Chanteuse et comédienne, Pauline Julien était, au début des années soixante-dix, une figure proprement mythique au Québec, qui alliait l’attrait, déjà très important, d’une vedette de la chanson et du cinéma, à la puissance magique de cette affirmation identitaire des Québécois.
Elle n’avait peut-être pas la voix d’une Ginette Renaud, ni celle de l’enfant-vedette Céline Dion, et elle n’avait pas, non plus, la sexualité brute de la jeune Diane Dufresne ; mais elle avait, pourtant, quelque chose d’encore plus puissante, car à travers l’ensemble de sa voix, de sa figure, de son romantisme lyrique, de sa sensualité et de sa passion, elle parvenait à donner corps, dans sa seule personne, à l’esprit et aux rêves du peuple québécois tout entier.
Le mouvement d’indépendance dépendait, bien-sûr, d’un nexus qui réunissait intellectuels et artistes.
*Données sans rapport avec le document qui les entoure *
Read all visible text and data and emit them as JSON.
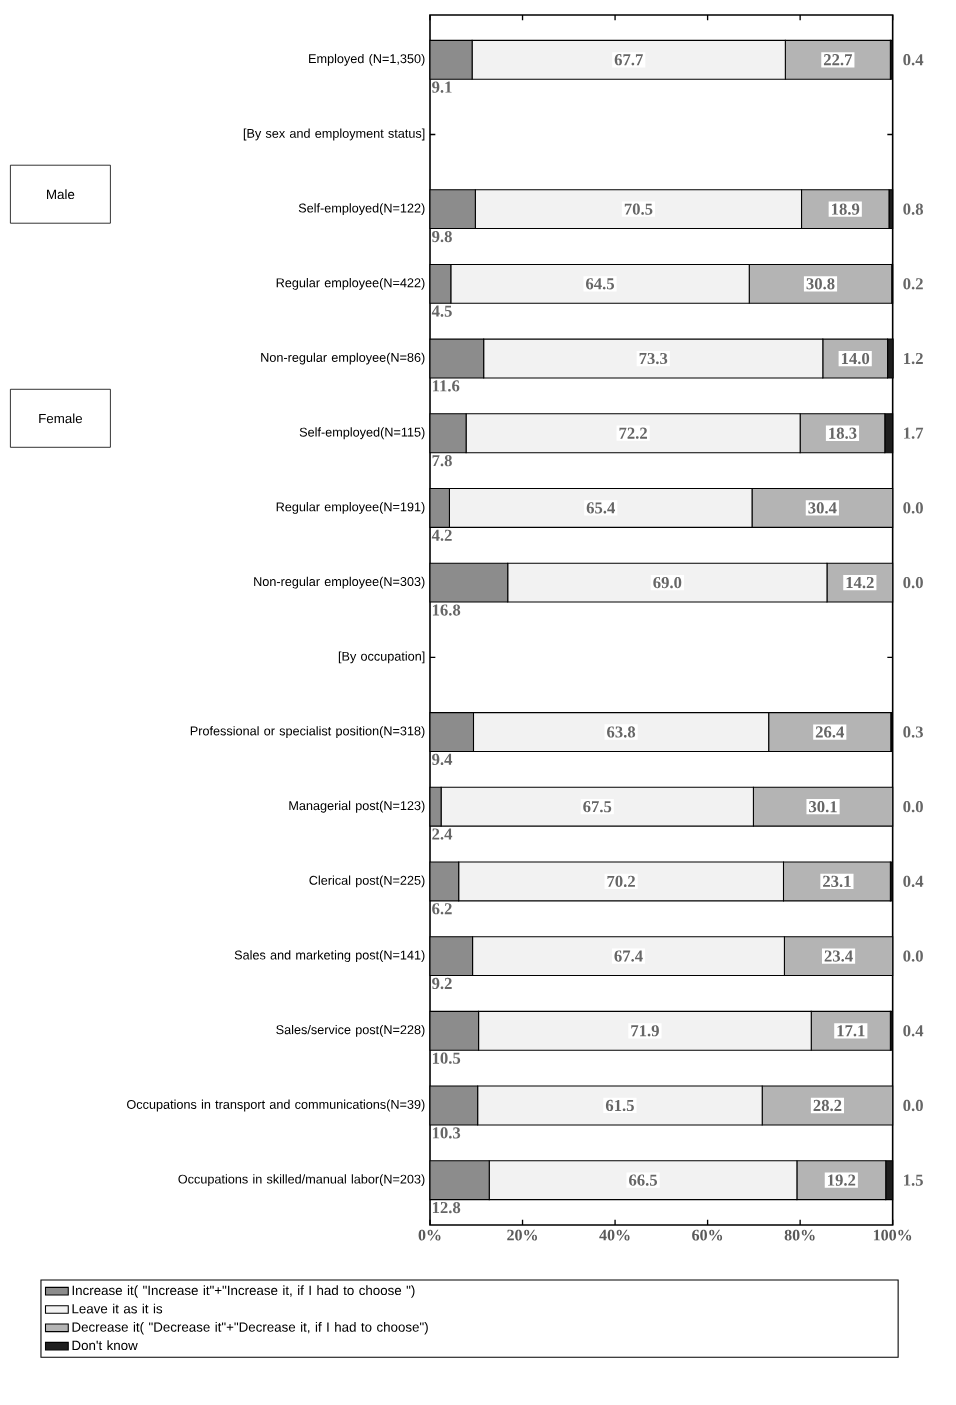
{
  "chart_data": {
    "type": "bar",
    "orientation": "horizontal",
    "stacked": true,
    "categories": [
      "Employed (N=1,350)",
      "[By sex and employment status]",
      "Self-employed(N=122)",
      "Regular employee(N=422)",
      "Non-regular employee(N=86)",
      "Self-employed(N=115)",
      "Regular employee(N=191)",
      "Non-regular employee(N=303)",
      "[By occupation]",
      "Professional or specialist position(N=318)",
      "Managerial post(N=123)",
      "Clerical post(N=225)",
      "Sales and marketing post(N=141)",
      "Sales/service post(N=228)",
      "Occupations in transport and communications(N=39)",
      "Occupations in skilled/manual labor(N=203)"
    ],
    "series": [
      {
        "name": "Increase it( \"Increase it\"+\"Increase it, if I had to choose \")",
        "color": "#8c8c8c",
        "values": [
          9.1,
          null,
          9.8,
          4.5,
          11.6,
          7.8,
          4.2,
          16.8,
          null,
          9.4,
          2.4,
          6.2,
          9.2,
          10.5,
          10.3,
          12.8
        ],
        "value_labels": [
          "9.1",
          null,
          "9.8",
          "4.5",
          "11.6",
          "7.8",
          "4.2",
          "16.8",
          null,
          "9.4",
          "2.4",
          "6.2",
          "9.2",
          "10.5",
          "10.3",
          "12.8"
        ]
      },
      {
        "name": "Leave it as it is",
        "color": "#f2f2f2",
        "values": [
          67.7,
          null,
          70.5,
          64.5,
          73.3,
          72.2,
          65.4,
          69.0,
          null,
          63.8,
          67.5,
          70.2,
          67.4,
          71.9,
          61.5,
          66.5
        ],
        "value_labels": [
          "67.7",
          null,
          "70.5",
          "64.5",
          "73.3",
          "72.2",
          "65.4",
          "69.0",
          null,
          "63.8",
          "67.5",
          "70.2",
          "67.4",
          "71.9",
          "61.5",
          "66.5"
        ]
      },
      {
        "name": "Decrease it( \"Decrease it\"+\"Decrease it, if I had to choose\")",
        "color": "#b4b4b4",
        "values": [
          22.7,
          null,
          18.9,
          30.8,
          14.0,
          18.3,
          30.4,
          14.2,
          null,
          26.4,
          30.1,
          23.1,
          23.4,
          17.1,
          28.2,
          19.2
        ],
        "value_labels": [
          "22.7",
          null,
          "18.9",
          "30.8",
          "14.0",
          "18.3",
          "30.4",
          "14.2",
          null,
          "26.4",
          "30.1",
          "23.1",
          "23.4",
          "17.1",
          "28.2",
          "19.2"
        ]
      },
      {
        "name": "Don't know",
        "color": "#1e1e1e",
        "values": [
          0.4,
          null,
          0.8,
          0.2,
          1.2,
          1.7,
          0.0,
          0.0,
          null,
          0.3,
          0.0,
          0.4,
          0.0,
          0.4,
          0.0,
          1.5
        ],
        "value_labels": [
          "0.4",
          null,
          "0.8",
          "0.2",
          "1.2",
          "1.7",
          "0.0",
          "0.0",
          null,
          "0.3",
          "0.0",
          "0.4",
          "0.0",
          "0.4",
          "0.0",
          "1.5"
        ]
      }
    ],
    "xlim": [
      0,
      100
    ],
    "xticks": [
      {
        "value": 0,
        "label": "0%"
      },
      {
        "value": 20,
        "label": "20%"
      },
      {
        "value": 40,
        "label": "40%"
      },
      {
        "value": 60,
        "label": "60%"
      },
      {
        "value": 80,
        "label": "80%"
      },
      {
        "value": 100,
        "label": "100%"
      }
    ],
    "annotations": [
      "Male",
      "Female"
    ],
    "legend": "bottom"
  }
}
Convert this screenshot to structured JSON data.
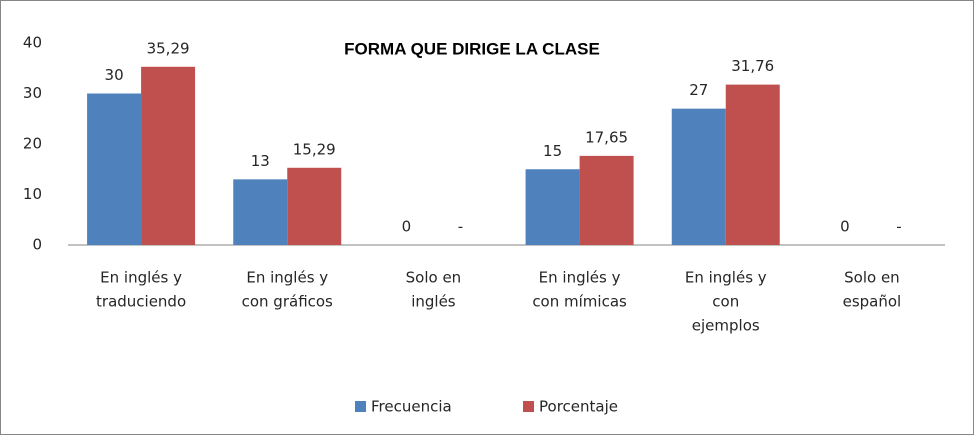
{
  "chart_data": {
    "type": "bar",
    "title": "FORMA QUE DIRIGE LA CLASE",
    "categories": [
      [
        "En inglés y",
        "traduciendo"
      ],
      [
        "En inglés y",
        "con gráficos"
      ],
      [
        "Solo en",
        "inglés"
      ],
      [
        "En inglés y",
        "con mímicas"
      ],
      [
        "En inglés y",
        "con",
        "ejemplos"
      ],
      [
        "Solo en",
        "español"
      ]
    ],
    "series": [
      {
        "name": "Frecuencia",
        "color": "#4f81bd",
        "values": [
          30,
          13,
          0,
          15,
          27,
          0
        ]
      },
      {
        "name": "Porcentaje",
        "color": "#c0504d",
        "values": [
          35.29,
          15.29,
          0,
          17.65,
          31.76,
          0
        ],
        "value_labels": [
          "35,29",
          "15,29",
          "-",
          "17,65",
          "31,76",
          "-"
        ]
      }
    ],
    "ylim": [
      0,
      40
    ],
    "yticks": [
      0,
      10,
      20,
      30,
      40
    ],
    "grid": false,
    "legend": "bottom"
  }
}
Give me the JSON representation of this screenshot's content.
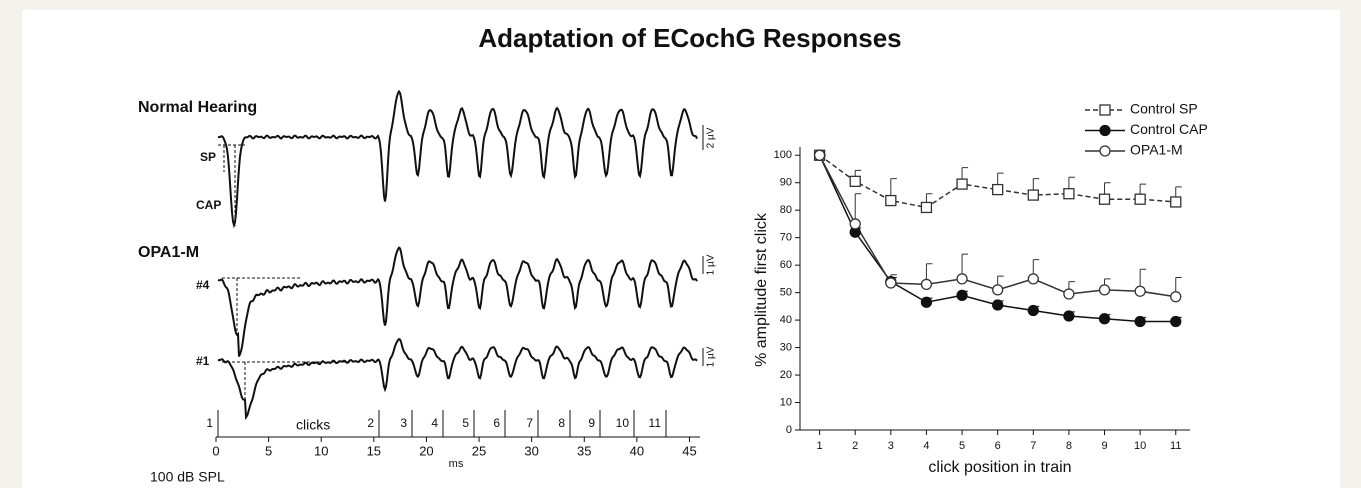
{
  "title": "Adaptation of ECochG Responses",
  "waveform_panel": {
    "group_1": "Normal Hearing",
    "group_2": "OPA1-M",
    "sp_label": "SP",
    "cap_label": "CAP",
    "trace_4": "#4",
    "trace_1": "#1",
    "scale_1": "2 µV",
    "scale_2": "1 µV",
    "scale_3": "1 µV",
    "clicks_label": "clicks",
    "click_numbers": [
      1,
      2,
      3,
      4,
      5,
      6,
      7,
      8,
      9,
      10,
      11
    ],
    "xlabel": "ms",
    "xlim": [
      0,
      46
    ],
    "xticks": [
      0,
      5,
      10,
      15,
      20,
      25,
      30,
      35,
      40,
      45
    ],
    "level": "100 dB SPL"
  },
  "chart_data": {
    "type": "line",
    "xlabel": "click position in train",
    "ylabel": "% amplitude first click",
    "x": [
      1,
      2,
      3,
      4,
      5,
      6,
      7,
      8,
      9,
      10,
      11
    ],
    "xlim": [
      0.45,
      11.4
    ],
    "xticks": [
      1,
      2,
      3,
      4,
      5,
      6,
      7,
      8,
      9,
      10,
      11
    ],
    "ylim": [
      0,
      103
    ],
    "yticks": [
      0,
      10,
      20,
      30,
      40,
      50,
      60,
      70,
      80,
      90,
      100
    ],
    "legend": "upper-right",
    "series": [
      {
        "name": "Control SP",
        "color": "#333333",
        "marker": "square-open",
        "dashed": true,
        "values": [
          100,
          90.5,
          83.5,
          81,
          89.5,
          87.5,
          85.5,
          86,
          84,
          84,
          83
        ],
        "errors": [
          0,
          4,
          8,
          5,
          6,
          6,
          6,
          6,
          6,
          5.5,
          5.5
        ]
      },
      {
        "name": "Control CAP",
        "color": "#111111",
        "marker": "circle-filled",
        "dashed": false,
        "values": [
          100,
          72,
          54,
          46.5,
          49,
          45.5,
          43.5,
          41.5,
          40.5,
          39.5,
          39.5
        ],
        "errors": [
          0,
          1.5,
          1.5,
          1.5,
          1.5,
          1.5,
          1.5,
          1.5,
          1.5,
          1.5,
          1.5
        ]
      },
      {
        "name": "OPA1-M",
        "color": "#333333",
        "marker": "circle-open",
        "dashed": false,
        "values": [
          100,
          75,
          53.5,
          53,
          55,
          51,
          55,
          49.5,
          51,
          50.5,
          48.5
        ],
        "errors": [
          0,
          11,
          3,
          7.5,
          9,
          5,
          7,
          4.5,
          4,
          8,
          7
        ]
      }
    ]
  }
}
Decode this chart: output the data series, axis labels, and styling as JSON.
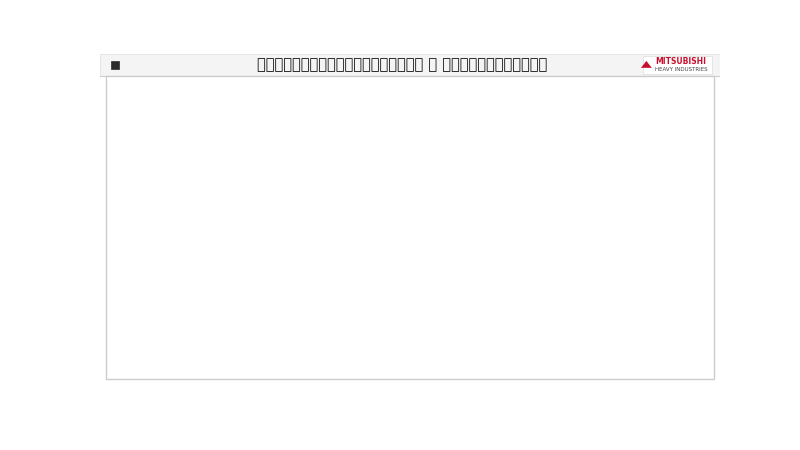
{
  "title": "デジタルエクスペリエンスデザインの紹介 － システムアーキテクチャー",
  "bg_color": "#ffffff",
  "title_marker_color": "#c8102e",
  "mitsubishi_color": "#c8102e",
  "row_label_bg": "#6b8fa8",
  "section_label_bg": "#4a6e87",
  "physical_row_bg": "#c8102e",
  "back_office_bg": "#8a9faf",
  "front_office_bg": "#b0c4d0",
  "cyber_section_bg": "#dce8ef",
  "cyber_row_alt_bg": "#e5edf3",
  "teal_arrow": "#00b4c8",
  "dashed_line_color": "#aaaaaa",
  "box_border": "#bbbbbb"
}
La transmission de l’idée passait par les journaux, par le livre, et par le disque ; mais dans sa forme la plus influente et immédiate, le rêve nationaliste se vivait dans des spectacles, et dans des rassemblements — mi- manifestation, mi-fête — qui passaient de la chanson réponse partagée dans le café-cabaret du coin jusqu’aux attroupements massives aux allures de Woodstock qui se sont éventuellement produites, à Montréal (sur la montagne), à Québec (sur les Plaines d’Abraham), et à l’échelle réduite, dans chaque village du Québec au moment culte de la Saint-Jean-Baptiste.
Pauline Julien était une présence constante dans cette scène de spectacles engagées et elle répandait, en plus des siennes, les chansons des plus influents auteurs Québécois : tel Vigneault, Leclerc et de dizaines d’autres. Dans ce mouvement et dans cette ambiance, je crois ne pas exagérer si j’affirme que Pauline entrait en scène — et fut accueillie par le publique — comme la personnification directe du rêve national, telle que la Dame Liberté fut représentée dans certaines toiles de la Révolution Française ; le tout rendu d’autant plus saisissant de par son aspect fragile et vulnérable — mais tant indomptable.
Quand Pauline Julien chantait le martyre du peuple Québécois, il n’y avait pas un seul œil, dans la salle, qui ne se mouilla pas ; et quand elle chantait la Renaissance Nationale, il n’y avait pas un, qui ne fut pas debout.